What’s going on with feral cats?

Chloe Kim

It is estimated that about 68 percent of U.S. households live with animal (non-human) companions, and there are approximately 94 million pet cats in the U.S. On the other hand, the number of feral cats in the U.S. is estimated as many as 160 million. Although this number is only an estimate, it still suggests that there are almost the same or a greater number of cats living without owners than pet cats who are (hopefully) well-fed and waters by their human companions. 

Feral cats are often used to mean stray cats and vice versa. Under some circumstances, they can mean the same thing. However, they are not entirely the same. Generally, a stray cat is a cat who was once domesticated, then was lost or abandoned and strayed from their home. A feral cat is a cat who was never domesticated or whose interaction/socialization with a human was lost. When a cat is born in a wild state, it is more likely that a cat would become (or remain) a feral cat. Sometimes, when a stray cat is left in the wild too long that his/her interaction with a human dwindles, he/she can become a feral cat. Either way, they both live in our communities, being exposed to a harsh and dangerous environment.

When one finds an unknown cat who seems to belong to no one, there are many things one can do: trying to find the owner first, making sure the cat does not look sick or in dangerous state, taking the cat in for scanning for a microchip and TNR (trap-neuter-return), or calling a local animal rescue center. One simple, easy, and very effective way to help the cat would be feeding and providing fresh water for the cat, and the legal consequences of giving hands for the cat may differ by states. There are only thirteen states that have laws addressing feral cats. In New York State, feral cats are considered as companions rather than as wildlife, and you can freely feed feral cats without violating any law. In Virginia and Delaware, you may feed feral cats, but then specific responsibilities may come along with the action; you may be considered the owner or caregiver after feeding feral cats consecutively, which means that you may have to be responsible for complying specific regulations for providing adequate care for them. Some states, like Connecticut, where each town adopts its ordinance as to keeping and registering feral cats, may impose certain requirements on feral cat keepers such as vaccinating and sterilizing them. New Jersey maintains managed cat colonies where feral cats are cared for by groups of volunteers, and the managed cat colonies should have their cats checked by a vet for public safety purposes. Depending on where you feed and provide shelter for feral cats, you may freely enjoy doing so or be liable for providing necessary services for them, and in extreme cases, may become liable for damages done by feral cats you feed.

Feral cats under anti-cruelty laws also vary by state.

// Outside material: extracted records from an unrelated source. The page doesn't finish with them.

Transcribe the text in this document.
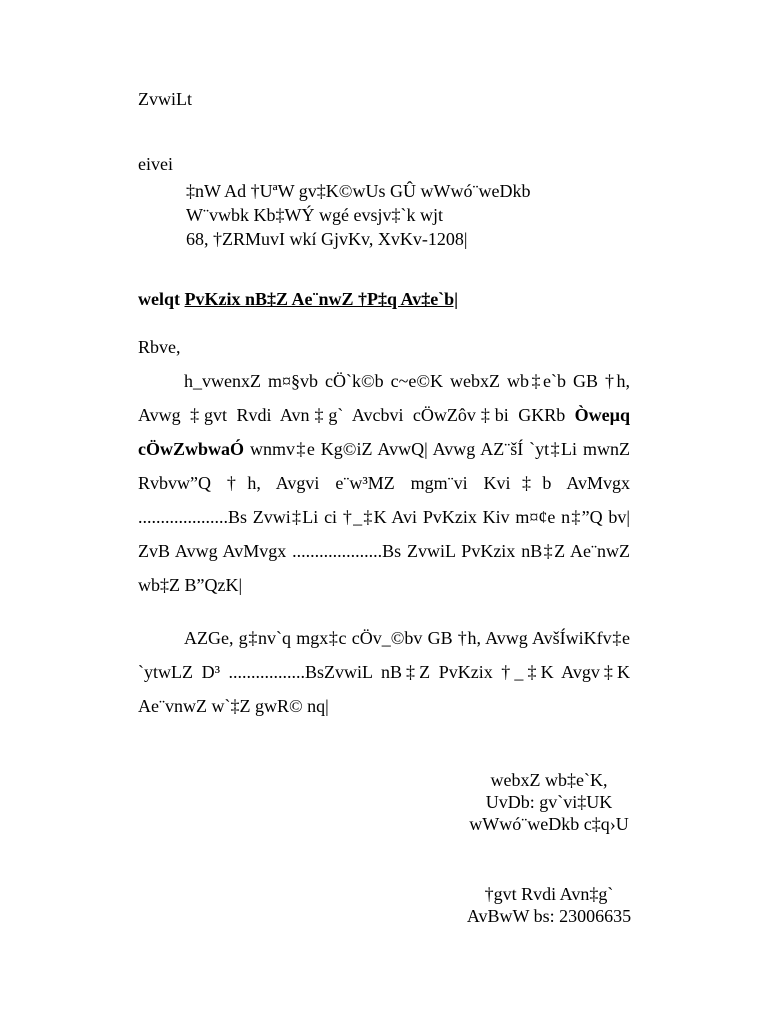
ZvwiLt
eivei
‡nW Ad †UªW gv‡K©wUs GÛ wWwó¨weDkb
W¨vwbk Kb‡WÝ wgé evsjv‡`k wjt
68, †ZRMuvI wkí GjvKv, XvKv-1208|
welqt PvKzix nB‡Z Ae¨nwZ †P‡q Av‡e`b|
Rbve,
h_vwenxZ m¤§vb cÖ`k©b c~e©K webxZ wb‡e`b GB †h, Avwg ‡gvt Rvdi Avn‡g` Avcbvi cÖwZôv‡bi GKRb Òweµq cÖwZwbwaÓ wnmv‡e Kg©iZ AvwQ| Avwg AZ¨šÍ `yt‡Li mwnZ Rvbvw”Q †h, Avgvi e¨w³MZ mgm¨vi Kvi‡b AvMvgx ....................Bs Zvwi‡Li ci †_‡K Avi PvKzix Kiv m¤¢e n‡”Q bv| ZvB Avwg AvMvgx ....................Bs ZvwiL PvKzix nB‡Z Ae¨nwZ wb‡Z B”QzK|
AZGe, g‡nv`q mgx‡c cÖv_©bv GB †h, Avwg AvšÍwiKfv‡e `ytwLZ D³ .................BsZvwiL nB‡Z PvKzix †_‡K Avgv‡K Ae¨vnwZ w`‡Z gwR© nq|
webxZ wb‡e`K,
UvDb: gv`vi‡UK
wWwó¨weDkb c‡q›U
†gvt Rvdi Avn‡g`
AvBwW bs: 23006635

In all 50 states and the District of Columbia, one can be charged with a criminal offense, from as light as a misdemeanor to as heavy as a felony, for intentional killing and injuring of a cat. Sometimes a definition of a cat includes a feral cat as well. However, it does not mean that those laws were written with a specific intent to protect feral cats because the laws are generally more focused on pets under personal ownership. In some states, instead, feral cats are expressly excluded from their well-deserved protection. For example, Wyoming treats stray cats as a predatory animal, and therefore, there is no protection for them under anti-cruelty law. In South Dakota, one can be criminally charged under anti-cruelty law by poisoning or killing a cat who actually has an owner; feral cats or stray cats where their owners are unknown – or doesn’t exist –, South Dakota’s anti-cruelty law can’t do much for them.

A number of feral cats are growing every year, and their overpopulation poses various issues in many communities. If they are not well fed and sheltered, they may roam for food in trash and areas where food wastes are, which may develop into public sanitary and safety issues. Recently, researchers raised concern for endangered birds in Hawaii as feral cats become the birds’ predators.

Although their nature now made them difficult to socialize with humans, most of the feral cats (if not themselves at least their parents or grandparents) were once someone’s companions, who deserved nutritious food, fresh water, and a safe home. Once they were lost and abandoned, we started treating them as strangers and, in some cases, as dangers. Without specific guidelines and regulations, most people can only rely on their own resources and private organizations at best to feed and take care of feral cats; it may be challenging to protect feral cats in every aspect of law. However, state and local governments may start addressing the issue of feral cats so that we could better take care of them with what we have. Most feral cats only live less than two years on his/her own, and it is way too shorter than ten to twenty years if they are with their human companions providing them love and care they need. We should at least be able to provide them a healthy life, no matter how short it is, while they are with us.